God offers this “for us” as the final “yes” to our prayers, even before we utter them. Not “the prayer of the elders” so much as the prayer which is Christ himself is what we are to offer up to God, for he is the prayer God offers us to pray. To address God with the word “Jesus” is say all that needs to be said, for it is the heart of all our prayers.
Perhaps all this feels like a side-stepping of the issue – a clever theological avoidance of the problem of prayer and God’s apparent deafening silence. The answer to this would take more time than we have here, but would start with questions like these: Where do we learn to pray? Do we know how to pray? And if not, do not texts like the one we have from James today teach us what needs to be done? It is usually what we “know” about prayer and the apparent unhelpfulness of James (and others) which causes our crisis about prayer in the first place.
I remember the first time it was suggested to me that it is not our prayers but the prayers of Christ which are central to the Christian practice of prayer. It was a passing remark in a preface to the Lord’s Prayer in Queen’s chapel, maybe 25 years ago. You hear that particular teaching from me each week as I preface our praying of the Lord’s Prayer each week with words to the effect of: “…in confidence, we join our prayers to those of Jesus, praying as he taught us…”
Easily said, but not easily embraced, lived. This ought not to surprise us, and it is why we return here each week, why we gather again and again around the table. It is no small thing to become what we eat – the Body of Christ – and so no simple thing to pray as Jesus once prayed, and continues to pray. We are his Body in a passing, fleeting, promissory way. So too are our prayers passingly Christ’s own. Yet we believe that what we now see in this fleeting fashion – “as if through a glass darkly” – we will see established firmly, and that the way our prayers are now indistinct echoes of Christ’s own will be left behind as they are brought into full harmony with his.
In the meantime we have not theological cleverness to set aside difficult work and questions but the call to live a life which anticipates this fulfilment. We are to work as if this fulfilment depended on us – including the work of prayer – and we are to pray, for its fulfilment does not depend on us. This prayer is the one which, so to speak, reminds God of Jesus and his work and prayer, and of the promise that these will be ours.
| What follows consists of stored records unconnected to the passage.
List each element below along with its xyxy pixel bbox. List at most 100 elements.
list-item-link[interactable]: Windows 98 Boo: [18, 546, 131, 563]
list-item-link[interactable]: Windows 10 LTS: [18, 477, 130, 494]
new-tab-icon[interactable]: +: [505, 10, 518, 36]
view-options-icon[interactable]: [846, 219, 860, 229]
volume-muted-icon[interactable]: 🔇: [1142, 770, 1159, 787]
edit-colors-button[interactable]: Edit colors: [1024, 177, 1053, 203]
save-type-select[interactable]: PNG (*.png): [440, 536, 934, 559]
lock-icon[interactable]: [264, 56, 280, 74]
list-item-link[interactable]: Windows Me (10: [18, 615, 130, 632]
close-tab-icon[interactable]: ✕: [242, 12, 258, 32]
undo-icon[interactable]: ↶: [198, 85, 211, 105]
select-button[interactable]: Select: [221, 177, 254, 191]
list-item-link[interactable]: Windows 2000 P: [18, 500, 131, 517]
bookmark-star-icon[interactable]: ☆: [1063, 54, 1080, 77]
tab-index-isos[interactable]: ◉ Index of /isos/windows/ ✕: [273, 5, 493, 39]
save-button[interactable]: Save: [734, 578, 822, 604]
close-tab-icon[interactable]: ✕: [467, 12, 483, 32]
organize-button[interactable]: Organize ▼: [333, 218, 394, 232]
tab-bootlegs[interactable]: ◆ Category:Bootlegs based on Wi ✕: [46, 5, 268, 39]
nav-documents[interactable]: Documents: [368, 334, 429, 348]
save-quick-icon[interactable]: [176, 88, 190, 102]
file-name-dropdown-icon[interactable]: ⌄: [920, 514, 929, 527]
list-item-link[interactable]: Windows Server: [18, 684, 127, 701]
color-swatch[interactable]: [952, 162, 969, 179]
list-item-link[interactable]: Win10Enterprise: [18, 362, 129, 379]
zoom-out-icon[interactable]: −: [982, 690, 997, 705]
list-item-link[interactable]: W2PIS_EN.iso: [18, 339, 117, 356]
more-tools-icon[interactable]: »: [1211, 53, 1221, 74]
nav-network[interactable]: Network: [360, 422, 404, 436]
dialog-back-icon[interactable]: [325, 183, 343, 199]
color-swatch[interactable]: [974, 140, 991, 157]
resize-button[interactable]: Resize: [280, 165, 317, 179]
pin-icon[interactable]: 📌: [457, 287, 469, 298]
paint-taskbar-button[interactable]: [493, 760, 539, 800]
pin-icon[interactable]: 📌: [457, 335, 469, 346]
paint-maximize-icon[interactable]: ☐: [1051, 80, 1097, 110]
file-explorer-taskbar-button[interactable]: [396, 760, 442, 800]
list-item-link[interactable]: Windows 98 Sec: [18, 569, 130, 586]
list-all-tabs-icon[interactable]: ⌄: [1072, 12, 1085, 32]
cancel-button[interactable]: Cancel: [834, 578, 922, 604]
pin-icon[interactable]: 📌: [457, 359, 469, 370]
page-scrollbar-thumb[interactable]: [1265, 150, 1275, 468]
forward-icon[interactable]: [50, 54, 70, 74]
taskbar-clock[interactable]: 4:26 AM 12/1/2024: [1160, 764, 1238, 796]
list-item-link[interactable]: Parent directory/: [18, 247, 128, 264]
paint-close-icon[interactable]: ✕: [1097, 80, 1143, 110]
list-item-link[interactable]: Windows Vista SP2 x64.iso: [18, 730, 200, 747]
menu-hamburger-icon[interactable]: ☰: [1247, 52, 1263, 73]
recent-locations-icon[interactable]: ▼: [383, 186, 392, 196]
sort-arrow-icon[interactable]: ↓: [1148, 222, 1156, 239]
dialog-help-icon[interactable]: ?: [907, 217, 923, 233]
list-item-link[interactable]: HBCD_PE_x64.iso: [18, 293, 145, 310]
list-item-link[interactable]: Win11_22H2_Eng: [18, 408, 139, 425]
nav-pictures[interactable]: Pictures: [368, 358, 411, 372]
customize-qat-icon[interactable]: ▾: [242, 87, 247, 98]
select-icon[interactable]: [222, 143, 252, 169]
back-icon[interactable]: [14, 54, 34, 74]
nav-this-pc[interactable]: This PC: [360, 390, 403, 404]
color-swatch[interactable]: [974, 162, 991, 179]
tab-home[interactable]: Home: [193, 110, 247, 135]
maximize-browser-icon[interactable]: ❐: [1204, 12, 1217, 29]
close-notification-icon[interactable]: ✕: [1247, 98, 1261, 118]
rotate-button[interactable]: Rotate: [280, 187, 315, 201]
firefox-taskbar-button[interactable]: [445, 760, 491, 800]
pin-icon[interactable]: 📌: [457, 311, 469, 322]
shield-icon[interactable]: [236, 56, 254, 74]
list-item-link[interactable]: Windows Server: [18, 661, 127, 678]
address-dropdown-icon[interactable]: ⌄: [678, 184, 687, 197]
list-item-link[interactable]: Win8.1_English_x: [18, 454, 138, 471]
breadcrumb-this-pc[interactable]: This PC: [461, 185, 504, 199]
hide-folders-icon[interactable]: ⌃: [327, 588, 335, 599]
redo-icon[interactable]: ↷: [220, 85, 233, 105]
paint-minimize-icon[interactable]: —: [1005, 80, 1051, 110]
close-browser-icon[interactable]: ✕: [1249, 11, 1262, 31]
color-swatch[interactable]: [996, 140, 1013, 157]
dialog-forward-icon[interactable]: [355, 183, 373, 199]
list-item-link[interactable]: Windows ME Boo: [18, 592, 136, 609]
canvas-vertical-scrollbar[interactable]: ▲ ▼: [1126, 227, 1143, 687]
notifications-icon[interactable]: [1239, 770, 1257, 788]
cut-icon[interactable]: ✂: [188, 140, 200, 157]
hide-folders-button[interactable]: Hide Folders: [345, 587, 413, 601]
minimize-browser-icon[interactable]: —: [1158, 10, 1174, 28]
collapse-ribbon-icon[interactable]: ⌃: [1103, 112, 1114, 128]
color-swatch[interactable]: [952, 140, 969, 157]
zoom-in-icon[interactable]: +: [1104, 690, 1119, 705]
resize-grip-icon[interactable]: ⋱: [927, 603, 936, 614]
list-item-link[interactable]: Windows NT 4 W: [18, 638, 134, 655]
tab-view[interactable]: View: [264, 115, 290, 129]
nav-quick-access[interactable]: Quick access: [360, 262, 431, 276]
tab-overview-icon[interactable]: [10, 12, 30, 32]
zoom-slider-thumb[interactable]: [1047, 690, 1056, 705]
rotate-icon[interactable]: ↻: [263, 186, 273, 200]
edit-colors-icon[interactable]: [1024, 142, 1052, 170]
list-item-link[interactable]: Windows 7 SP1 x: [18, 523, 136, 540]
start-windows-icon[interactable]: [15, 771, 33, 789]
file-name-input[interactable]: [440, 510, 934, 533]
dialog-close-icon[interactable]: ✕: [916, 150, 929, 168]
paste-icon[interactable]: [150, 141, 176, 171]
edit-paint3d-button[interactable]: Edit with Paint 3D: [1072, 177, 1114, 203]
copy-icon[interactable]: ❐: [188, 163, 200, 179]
This is how we are to pray, and what we are learning as we gather here week after week, or in the quiet of the morning in our homes, or in the midst of a hectic day when God catches our attention again. To repeat my almost-conclusion from a few moments ago: to address God with the word “Jesus” is say all that needs to be said, for this word – given by God as our word to him – is the heart of all our prayers.
May God’s people find themselves ever more at peace with this heart, beating for life, through death, to life again – strength and comfort enough in their tribulations and their joys. Amen.